Place your tree in the hole and start filling in around the roots with the sub soil first, then the organic top soil. Wiggle your tree as you fill in around it to settle the soil. Tamp down the soil lightly with your foot when the hole is half filled and then top off the hole with the organic top soil.  Stake the tree low and loose for the first couple of years. You want to keep the root zone stable in the wind while it is becoming established but allow the top of the trunk and branches to move with the wind. They will grow much thicker faster. Water in well and again the next day. You should not need to water again until the tree there is new growth of several inches.

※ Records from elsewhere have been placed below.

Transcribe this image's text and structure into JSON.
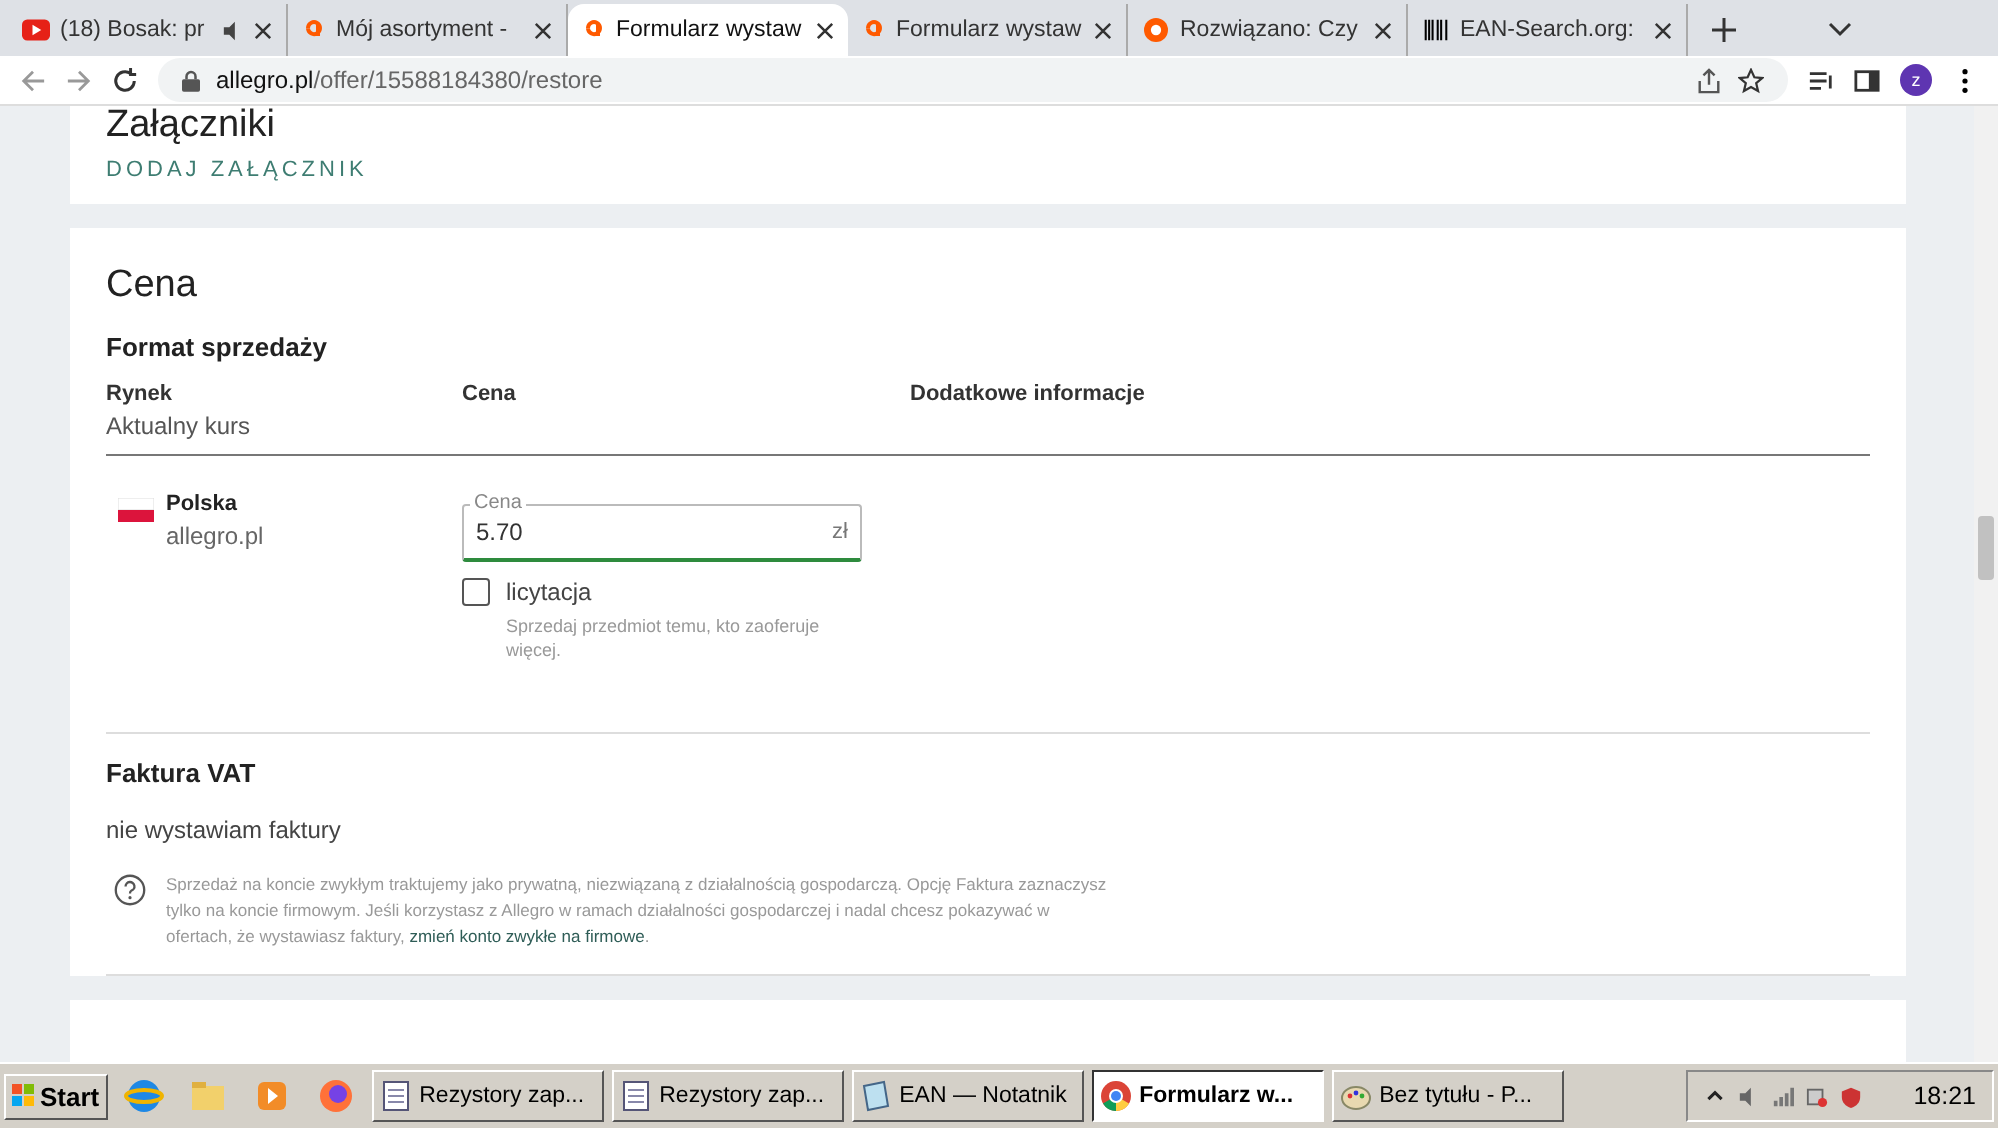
{
  "tabs": [
    {
      "title": "(18) Bosak: pr",
      "kind": "video",
      "muted": true,
      "selected": false
    },
    {
      "title": "Mój asortyment -",
      "kind": "store",
      "muted": false,
      "selected": false
    },
    {
      "title": "Formularz wystaw",
      "kind": "store",
      "muted": false,
      "selected": true
    },
    {
      "title": "Formularz wystaw",
      "kind": "store",
      "muted": false,
      "selected": false
    },
    {
      "title": "Rozwiązano: Czy",
      "kind": "forum",
      "muted": false,
      "selected": false
    },
    {
      "title": "EAN-Search.org:",
      "kind": "barcode",
      "muted": false,
      "selected": false
    }
  ],
  "address": {
    "host": "allegro.pl",
    "path": "/offer/15588184380/restore"
  },
  "profile": "z",
  "attachments": {
    "title": "Załączniki",
    "action": "DODAJ ZAŁĄCZNIK"
  },
  "price": {
    "title": "Cena",
    "subtitle": "Format sprzedaży",
    "columns": [
      "Rynek",
      "Cena",
      "Dodatkowe informacje"
    ],
    "column_note": "Aktualny kurs",
    "market": {
      "name": "Polska",
      "site": "allegro.pl"
    },
    "field": {
      "label": "Cena",
      "value": "5.70",
      "unit": "zł"
    },
    "auction": {
      "label": "licytacja",
      "checked": false,
      "hint": "Sprzedaj przedmiot temu, kto zaoferuje więcej."
    }
  },
  "invoice": {
    "title": "Faktura VAT",
    "value": "nie wystawiam faktury",
    "info": "Sprzedaż na koncie zwykłym traktujemy jako prywatną, niezwiązaną z działalnością gospodarczą. Opcję Faktura zaznaczysz tylko na koncie firmowym. Jeśli korzystasz z Allegro w ramach działalności gospodarczej i nadal chcesz pokazywać w ofertach, że wystawiasz faktury, ",
    "link": "zmień konto zwykłe na firmowe",
    "after": "."
  },
  "taskbar": {
    "start": "Start",
    "items": [
      {
        "label": "Rezystory zap...",
        "kind": "document",
        "selected": false
      },
      {
        "label": "Rezystory zap...",
        "kind": "document",
        "selected": false
      },
      {
        "label": "EAN — Notatnik",
        "kind": "editor",
        "selected": false
      },
      {
        "label": "Formularz w...",
        "kind": "browser",
        "selected": true
      },
      {
        "label": "Bez tytułu - P...",
        "kind": "paint",
        "selected": false
      }
    ],
    "clock": "18:21"
  }
}
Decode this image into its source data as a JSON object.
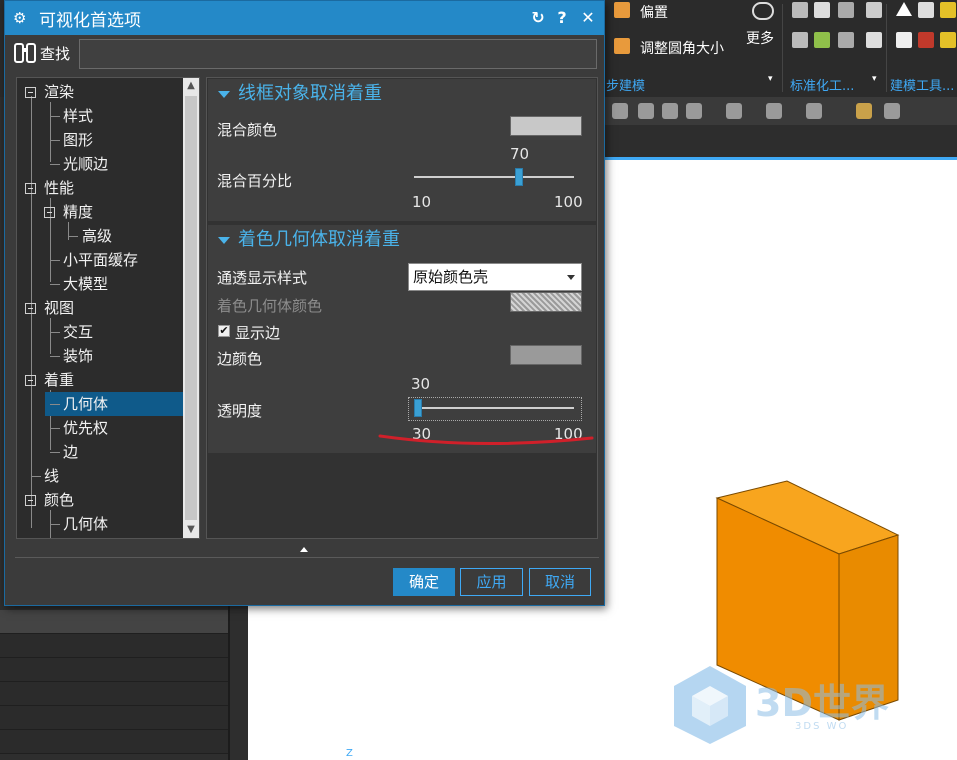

Prune the central leader and branches of your new tree 1/3 to 1/2 to a plump bud facing the direction you would like the new growth to grow. Mulching is especially important to bring back the beneficial organisms in the soil. Bioactivity reduces fertilizer requirements. Mulching keeps the ground cooler in the summer and retains moisture. After your tree is established you can fertilize with an organic fertilizer. Keeping the nitrogen low but the phosphorus and potassium higher will help control the size of the tree making it easier to harvest that delicious fruit.

This year I have my eye on an heirloom French butter pear called Easter Beurre that ripens in December with tender, sweet, melting flesh. Also I want to try the Janice Seedless Kadota fig with it’s incredibly sweet flavor. It’s said to have better flavor than Black Mission. I think they should have named this fairly new fig after me spelling it Janis but it’s too late now.

Don’t miss the opportunity to add a fruit tree to your garden this winter.